Who could argue with that? I mean after all she was letting me do my exercises? Right?

We went back and I scratched her back and left. Only THIS TIME I was smarter than that silly 3-yr-old. I waited outside of her room, in the hallway. Not 2 minutes later, thud, she was out the door and I was standing there. She smiled and said, "Momma, I really, REALLY need you to play with my hair, ok?"

We went back to her bed and I threatened her with her life, she was scared (ok not really). But, I did tell her that she could not get out of bed anymore tonight...then I proceeded to play with her hair. I am such a sucker for that little girl!

Tuesday, July 8, 2008

I am the ONLY one who did not

Good Lord, I have not blogged forever, so sorry! Work has been CRAZY busy and I am now just getting caught up. Why does a person have to have 138 emails in their inbox when they get back from vacation? Especially when you have an out of office reply that says you will be out? Don't send me emails every day and leave voice messages. I AM NOT HERE!!

The vacation was FANTASTIC! Exactly what I needed. And my decision to not take Mark was the best decision I could have ever made. I did yoga on the beach every day, under this torn down hut. And wouldn't you know it, the second day I go down there, there's a For Sale sign strapped to the hut. You would have thought that was the second coming of Jesus Christ with the thrill my family got out of that. Can you see grown men taking pictures of me (fragile, because I am on a beach by myself) trying to do yoga, minding my own business - with a For Sale sign in every picture and me in the background. The nerve! I can hear my brother's laugh right now. My Mom thinks he is the "nice one", but I know different.

Don't we Matthew???

I think on Day 3 is when everyone thought it was pick on Michele day. I, once again being the fragile person I am (ya, right), nicely asked everyone to refrain from having sex. I thought that was a fair thing to ask. If I was not having it, the least they could do was not have it as well. Right? Right? After everyone stopped laughing at me, they said under no uncertain terms would they stop, in fact, they were all going to do it at the same time so I could hear them. Gotta tell ya, it made me a little sick - especially when MY MOTHER said "How about we just do it twice tonight, instead of three times?" The look on my step dad's face was priceless. If he could have been any happier, there would have been two of him. Needless to say, they did not accept my request - but THANK GOODNESS I feel asleep before the festivities began!!

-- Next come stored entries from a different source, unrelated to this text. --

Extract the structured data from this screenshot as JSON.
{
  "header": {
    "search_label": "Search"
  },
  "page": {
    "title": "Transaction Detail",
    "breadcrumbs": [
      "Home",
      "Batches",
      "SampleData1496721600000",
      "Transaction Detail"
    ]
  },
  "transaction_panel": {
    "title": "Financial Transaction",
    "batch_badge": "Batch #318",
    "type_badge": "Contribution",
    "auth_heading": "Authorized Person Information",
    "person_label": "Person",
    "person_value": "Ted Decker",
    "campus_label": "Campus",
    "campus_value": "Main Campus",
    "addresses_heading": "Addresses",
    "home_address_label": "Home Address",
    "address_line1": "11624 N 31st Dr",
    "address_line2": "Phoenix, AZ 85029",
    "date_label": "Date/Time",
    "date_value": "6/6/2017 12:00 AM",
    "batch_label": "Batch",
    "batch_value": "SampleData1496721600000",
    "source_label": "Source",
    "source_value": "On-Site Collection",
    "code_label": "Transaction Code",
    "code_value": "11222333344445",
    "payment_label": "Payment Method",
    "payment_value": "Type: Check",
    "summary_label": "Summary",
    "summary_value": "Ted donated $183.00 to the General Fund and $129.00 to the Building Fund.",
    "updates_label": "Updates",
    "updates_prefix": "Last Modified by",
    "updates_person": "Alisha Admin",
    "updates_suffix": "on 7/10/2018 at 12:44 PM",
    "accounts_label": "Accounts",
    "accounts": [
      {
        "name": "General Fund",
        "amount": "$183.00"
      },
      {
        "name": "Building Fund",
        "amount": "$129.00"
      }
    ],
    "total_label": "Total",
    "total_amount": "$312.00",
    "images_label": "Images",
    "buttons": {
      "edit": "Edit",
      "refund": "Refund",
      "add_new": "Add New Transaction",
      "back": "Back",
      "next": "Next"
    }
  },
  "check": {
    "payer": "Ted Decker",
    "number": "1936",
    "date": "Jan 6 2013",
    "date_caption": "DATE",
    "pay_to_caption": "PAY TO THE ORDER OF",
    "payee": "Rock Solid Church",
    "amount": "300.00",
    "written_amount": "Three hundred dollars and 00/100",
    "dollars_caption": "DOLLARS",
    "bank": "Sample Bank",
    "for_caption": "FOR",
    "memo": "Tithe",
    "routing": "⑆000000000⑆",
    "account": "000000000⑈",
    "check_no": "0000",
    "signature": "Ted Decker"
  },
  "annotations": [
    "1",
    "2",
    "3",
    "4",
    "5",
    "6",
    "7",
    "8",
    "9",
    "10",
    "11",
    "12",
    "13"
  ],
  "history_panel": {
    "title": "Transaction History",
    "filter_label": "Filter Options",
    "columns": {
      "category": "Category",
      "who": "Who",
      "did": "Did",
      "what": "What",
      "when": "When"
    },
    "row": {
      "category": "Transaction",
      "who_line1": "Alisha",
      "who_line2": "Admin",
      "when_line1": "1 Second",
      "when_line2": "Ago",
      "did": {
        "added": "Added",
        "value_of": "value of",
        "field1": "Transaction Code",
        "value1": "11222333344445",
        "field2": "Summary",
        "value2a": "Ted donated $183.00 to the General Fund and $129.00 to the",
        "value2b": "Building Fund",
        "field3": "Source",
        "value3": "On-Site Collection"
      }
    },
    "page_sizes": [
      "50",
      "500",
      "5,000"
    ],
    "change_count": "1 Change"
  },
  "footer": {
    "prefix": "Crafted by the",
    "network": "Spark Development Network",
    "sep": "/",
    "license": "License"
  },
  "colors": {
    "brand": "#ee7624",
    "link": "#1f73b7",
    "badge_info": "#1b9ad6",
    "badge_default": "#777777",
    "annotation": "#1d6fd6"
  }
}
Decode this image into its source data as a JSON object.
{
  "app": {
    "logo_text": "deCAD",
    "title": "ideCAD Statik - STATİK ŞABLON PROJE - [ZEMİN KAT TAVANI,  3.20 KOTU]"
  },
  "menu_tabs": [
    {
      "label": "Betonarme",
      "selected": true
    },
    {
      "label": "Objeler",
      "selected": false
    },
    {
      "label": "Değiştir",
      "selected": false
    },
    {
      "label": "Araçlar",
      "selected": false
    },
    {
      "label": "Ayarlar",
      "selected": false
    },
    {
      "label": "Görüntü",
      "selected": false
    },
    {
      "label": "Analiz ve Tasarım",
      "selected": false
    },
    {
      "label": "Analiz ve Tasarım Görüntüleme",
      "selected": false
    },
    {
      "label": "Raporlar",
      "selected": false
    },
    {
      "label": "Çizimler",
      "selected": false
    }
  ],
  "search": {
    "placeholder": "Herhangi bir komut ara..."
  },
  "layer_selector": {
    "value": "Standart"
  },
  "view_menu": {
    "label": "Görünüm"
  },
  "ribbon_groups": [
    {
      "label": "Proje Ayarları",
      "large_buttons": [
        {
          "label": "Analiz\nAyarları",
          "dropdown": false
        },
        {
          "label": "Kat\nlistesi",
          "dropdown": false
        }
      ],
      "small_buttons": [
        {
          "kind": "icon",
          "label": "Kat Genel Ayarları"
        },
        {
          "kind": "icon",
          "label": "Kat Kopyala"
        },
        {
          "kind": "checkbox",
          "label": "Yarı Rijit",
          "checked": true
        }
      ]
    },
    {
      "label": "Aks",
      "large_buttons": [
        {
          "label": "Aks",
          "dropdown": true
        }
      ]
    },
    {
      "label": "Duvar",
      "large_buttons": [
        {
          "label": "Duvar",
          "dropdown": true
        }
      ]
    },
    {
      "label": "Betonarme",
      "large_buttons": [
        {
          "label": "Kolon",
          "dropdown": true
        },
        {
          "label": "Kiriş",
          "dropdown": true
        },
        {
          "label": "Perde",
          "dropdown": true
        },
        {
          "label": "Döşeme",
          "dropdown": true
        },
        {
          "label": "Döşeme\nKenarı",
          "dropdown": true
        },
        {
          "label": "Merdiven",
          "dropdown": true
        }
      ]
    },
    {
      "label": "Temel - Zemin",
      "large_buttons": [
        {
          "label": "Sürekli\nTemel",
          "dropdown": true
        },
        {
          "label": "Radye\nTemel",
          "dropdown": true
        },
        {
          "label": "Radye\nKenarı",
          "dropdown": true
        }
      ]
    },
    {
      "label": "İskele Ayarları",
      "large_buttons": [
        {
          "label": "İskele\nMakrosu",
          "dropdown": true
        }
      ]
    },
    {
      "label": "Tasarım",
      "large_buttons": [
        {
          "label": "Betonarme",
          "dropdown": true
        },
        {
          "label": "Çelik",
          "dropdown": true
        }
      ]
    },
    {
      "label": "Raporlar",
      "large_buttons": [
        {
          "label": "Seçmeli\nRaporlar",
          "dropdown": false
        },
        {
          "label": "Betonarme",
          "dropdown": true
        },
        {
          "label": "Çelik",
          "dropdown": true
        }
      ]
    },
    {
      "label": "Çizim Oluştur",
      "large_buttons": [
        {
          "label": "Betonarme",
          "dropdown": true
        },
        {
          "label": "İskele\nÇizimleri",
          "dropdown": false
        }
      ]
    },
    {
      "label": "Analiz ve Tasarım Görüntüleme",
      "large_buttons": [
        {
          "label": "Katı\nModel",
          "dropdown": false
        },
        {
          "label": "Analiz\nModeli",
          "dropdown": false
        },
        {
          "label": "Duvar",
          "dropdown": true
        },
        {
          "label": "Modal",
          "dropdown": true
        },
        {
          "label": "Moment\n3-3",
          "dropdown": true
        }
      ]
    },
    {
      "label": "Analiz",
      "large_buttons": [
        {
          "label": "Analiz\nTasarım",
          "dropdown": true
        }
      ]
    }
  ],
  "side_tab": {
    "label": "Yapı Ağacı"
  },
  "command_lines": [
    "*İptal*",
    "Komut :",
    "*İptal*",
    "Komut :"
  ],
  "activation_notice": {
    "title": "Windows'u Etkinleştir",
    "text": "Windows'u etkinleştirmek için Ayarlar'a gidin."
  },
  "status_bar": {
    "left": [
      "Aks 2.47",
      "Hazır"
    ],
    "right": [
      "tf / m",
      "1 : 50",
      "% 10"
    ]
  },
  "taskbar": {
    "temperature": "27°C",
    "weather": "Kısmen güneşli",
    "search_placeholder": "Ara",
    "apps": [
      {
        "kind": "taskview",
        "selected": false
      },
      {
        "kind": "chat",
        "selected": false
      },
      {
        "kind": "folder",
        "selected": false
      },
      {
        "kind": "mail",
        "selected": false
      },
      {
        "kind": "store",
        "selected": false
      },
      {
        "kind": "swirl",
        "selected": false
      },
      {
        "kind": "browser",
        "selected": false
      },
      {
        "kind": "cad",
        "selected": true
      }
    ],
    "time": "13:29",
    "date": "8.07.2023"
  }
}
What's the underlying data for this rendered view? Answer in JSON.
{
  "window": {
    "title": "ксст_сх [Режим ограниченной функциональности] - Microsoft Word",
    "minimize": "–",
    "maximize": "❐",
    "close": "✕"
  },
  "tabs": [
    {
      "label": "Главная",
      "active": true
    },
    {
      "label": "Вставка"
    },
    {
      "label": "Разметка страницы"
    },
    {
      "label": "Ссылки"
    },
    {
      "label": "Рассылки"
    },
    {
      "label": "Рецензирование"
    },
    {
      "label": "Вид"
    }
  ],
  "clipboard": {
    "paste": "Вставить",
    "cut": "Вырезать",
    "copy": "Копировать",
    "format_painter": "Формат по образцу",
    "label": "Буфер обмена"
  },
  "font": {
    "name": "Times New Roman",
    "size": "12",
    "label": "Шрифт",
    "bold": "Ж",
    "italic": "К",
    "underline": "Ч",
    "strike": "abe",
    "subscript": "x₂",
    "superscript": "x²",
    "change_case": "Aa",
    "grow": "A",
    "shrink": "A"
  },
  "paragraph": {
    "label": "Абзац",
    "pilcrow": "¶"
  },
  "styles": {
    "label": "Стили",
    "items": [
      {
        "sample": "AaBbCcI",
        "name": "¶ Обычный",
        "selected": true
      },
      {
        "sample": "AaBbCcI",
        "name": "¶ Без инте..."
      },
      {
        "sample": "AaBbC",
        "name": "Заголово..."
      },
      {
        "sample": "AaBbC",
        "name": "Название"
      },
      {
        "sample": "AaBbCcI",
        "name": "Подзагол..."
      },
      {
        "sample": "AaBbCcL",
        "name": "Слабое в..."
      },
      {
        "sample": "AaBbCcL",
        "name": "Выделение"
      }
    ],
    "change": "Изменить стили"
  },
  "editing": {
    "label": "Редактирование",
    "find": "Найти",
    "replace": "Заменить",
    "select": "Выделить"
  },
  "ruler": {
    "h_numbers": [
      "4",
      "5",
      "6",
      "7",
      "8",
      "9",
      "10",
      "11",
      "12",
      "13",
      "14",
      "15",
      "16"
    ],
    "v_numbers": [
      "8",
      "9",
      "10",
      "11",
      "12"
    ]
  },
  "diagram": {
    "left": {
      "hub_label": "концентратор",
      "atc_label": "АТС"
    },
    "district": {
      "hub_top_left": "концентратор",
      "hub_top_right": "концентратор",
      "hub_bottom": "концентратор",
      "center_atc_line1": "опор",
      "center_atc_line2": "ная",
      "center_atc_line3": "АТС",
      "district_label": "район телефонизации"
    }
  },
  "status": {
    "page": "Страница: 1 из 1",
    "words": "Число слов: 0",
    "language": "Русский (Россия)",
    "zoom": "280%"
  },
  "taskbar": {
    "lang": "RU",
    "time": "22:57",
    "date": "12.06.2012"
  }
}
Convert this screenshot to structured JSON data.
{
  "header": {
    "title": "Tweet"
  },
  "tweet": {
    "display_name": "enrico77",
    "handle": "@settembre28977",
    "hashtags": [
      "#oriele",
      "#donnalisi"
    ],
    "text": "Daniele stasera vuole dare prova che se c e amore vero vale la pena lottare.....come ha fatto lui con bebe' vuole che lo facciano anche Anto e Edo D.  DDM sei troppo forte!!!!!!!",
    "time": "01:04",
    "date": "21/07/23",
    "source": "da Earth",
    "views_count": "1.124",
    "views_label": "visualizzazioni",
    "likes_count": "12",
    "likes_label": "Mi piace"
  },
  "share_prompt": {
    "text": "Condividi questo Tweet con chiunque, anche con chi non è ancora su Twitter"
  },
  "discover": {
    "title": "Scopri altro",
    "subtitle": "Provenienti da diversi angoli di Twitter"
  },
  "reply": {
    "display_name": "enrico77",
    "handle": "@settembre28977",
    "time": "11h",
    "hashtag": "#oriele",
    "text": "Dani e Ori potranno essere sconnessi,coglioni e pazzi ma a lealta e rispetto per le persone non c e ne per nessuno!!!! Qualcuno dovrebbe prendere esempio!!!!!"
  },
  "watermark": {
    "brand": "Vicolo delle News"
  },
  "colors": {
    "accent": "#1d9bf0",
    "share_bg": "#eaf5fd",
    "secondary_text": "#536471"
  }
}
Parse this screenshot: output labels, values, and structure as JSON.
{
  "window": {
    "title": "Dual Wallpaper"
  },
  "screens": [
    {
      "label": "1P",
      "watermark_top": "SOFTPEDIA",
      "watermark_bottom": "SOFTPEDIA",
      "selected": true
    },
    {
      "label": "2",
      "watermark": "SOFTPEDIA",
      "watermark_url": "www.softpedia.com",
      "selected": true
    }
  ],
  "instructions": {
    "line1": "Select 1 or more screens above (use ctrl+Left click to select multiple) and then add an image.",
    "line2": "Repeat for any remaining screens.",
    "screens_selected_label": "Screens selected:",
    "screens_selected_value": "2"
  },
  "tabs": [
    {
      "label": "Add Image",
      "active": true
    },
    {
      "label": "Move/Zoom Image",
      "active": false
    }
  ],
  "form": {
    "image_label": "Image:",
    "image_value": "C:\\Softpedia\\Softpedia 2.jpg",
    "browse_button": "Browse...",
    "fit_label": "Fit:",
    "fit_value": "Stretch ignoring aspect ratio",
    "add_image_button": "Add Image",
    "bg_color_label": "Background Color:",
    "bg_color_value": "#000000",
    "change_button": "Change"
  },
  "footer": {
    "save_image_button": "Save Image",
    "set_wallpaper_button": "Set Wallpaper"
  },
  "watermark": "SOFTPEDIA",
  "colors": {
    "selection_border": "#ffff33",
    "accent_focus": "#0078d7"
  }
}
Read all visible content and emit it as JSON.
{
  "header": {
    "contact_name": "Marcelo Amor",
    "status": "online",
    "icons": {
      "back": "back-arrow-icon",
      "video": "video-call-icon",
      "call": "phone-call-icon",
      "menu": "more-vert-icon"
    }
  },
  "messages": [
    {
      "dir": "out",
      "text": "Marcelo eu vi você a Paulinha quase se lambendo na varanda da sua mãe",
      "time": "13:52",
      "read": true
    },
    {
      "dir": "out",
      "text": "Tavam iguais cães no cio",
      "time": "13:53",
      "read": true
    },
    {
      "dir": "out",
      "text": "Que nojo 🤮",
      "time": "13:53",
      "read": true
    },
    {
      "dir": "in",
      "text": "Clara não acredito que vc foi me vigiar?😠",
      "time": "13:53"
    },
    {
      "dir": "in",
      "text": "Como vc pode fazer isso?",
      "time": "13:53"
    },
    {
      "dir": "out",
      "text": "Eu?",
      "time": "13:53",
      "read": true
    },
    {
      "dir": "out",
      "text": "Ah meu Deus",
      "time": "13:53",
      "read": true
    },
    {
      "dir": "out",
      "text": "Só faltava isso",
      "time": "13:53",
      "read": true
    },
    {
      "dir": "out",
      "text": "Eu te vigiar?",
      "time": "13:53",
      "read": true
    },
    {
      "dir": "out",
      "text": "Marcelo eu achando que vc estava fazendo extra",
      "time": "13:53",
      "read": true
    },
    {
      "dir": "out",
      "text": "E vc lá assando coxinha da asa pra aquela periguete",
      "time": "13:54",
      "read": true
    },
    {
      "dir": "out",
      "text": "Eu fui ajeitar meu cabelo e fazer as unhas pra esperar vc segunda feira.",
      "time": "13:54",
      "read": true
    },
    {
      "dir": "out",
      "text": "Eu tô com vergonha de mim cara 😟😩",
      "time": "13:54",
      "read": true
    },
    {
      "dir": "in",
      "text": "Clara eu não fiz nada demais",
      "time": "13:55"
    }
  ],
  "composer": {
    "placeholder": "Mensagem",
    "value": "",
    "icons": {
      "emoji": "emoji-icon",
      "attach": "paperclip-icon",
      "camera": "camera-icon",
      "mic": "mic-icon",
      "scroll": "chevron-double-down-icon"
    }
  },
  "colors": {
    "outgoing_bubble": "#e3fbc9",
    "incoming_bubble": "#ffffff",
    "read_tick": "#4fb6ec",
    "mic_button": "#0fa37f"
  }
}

I think I may be able to live on the beach or at least the house we stayed in. It was incredible. I think Piper would have really liked it. I started missing her on Day 2 and by Day 5, I was ready to be home to see her. Didn't miss Mark - but did miss the companionship. If that is not a sign of things to come, I do not know what is.

When I got off the plane, Mark and Piper picked me up. It was the cutest thing ever. It took her a couple seconds to recognize me and when she finally did, she said "Momma I missed you SO MUCH!" Melted my heart and made me want to have 12 more Pipers in my life.

So, my freakin' house has still not sold. Why? I have no idea. I am going crazy, need it to sell and get on with my life. Mark is trying to be SO nice to me. Too little, too late.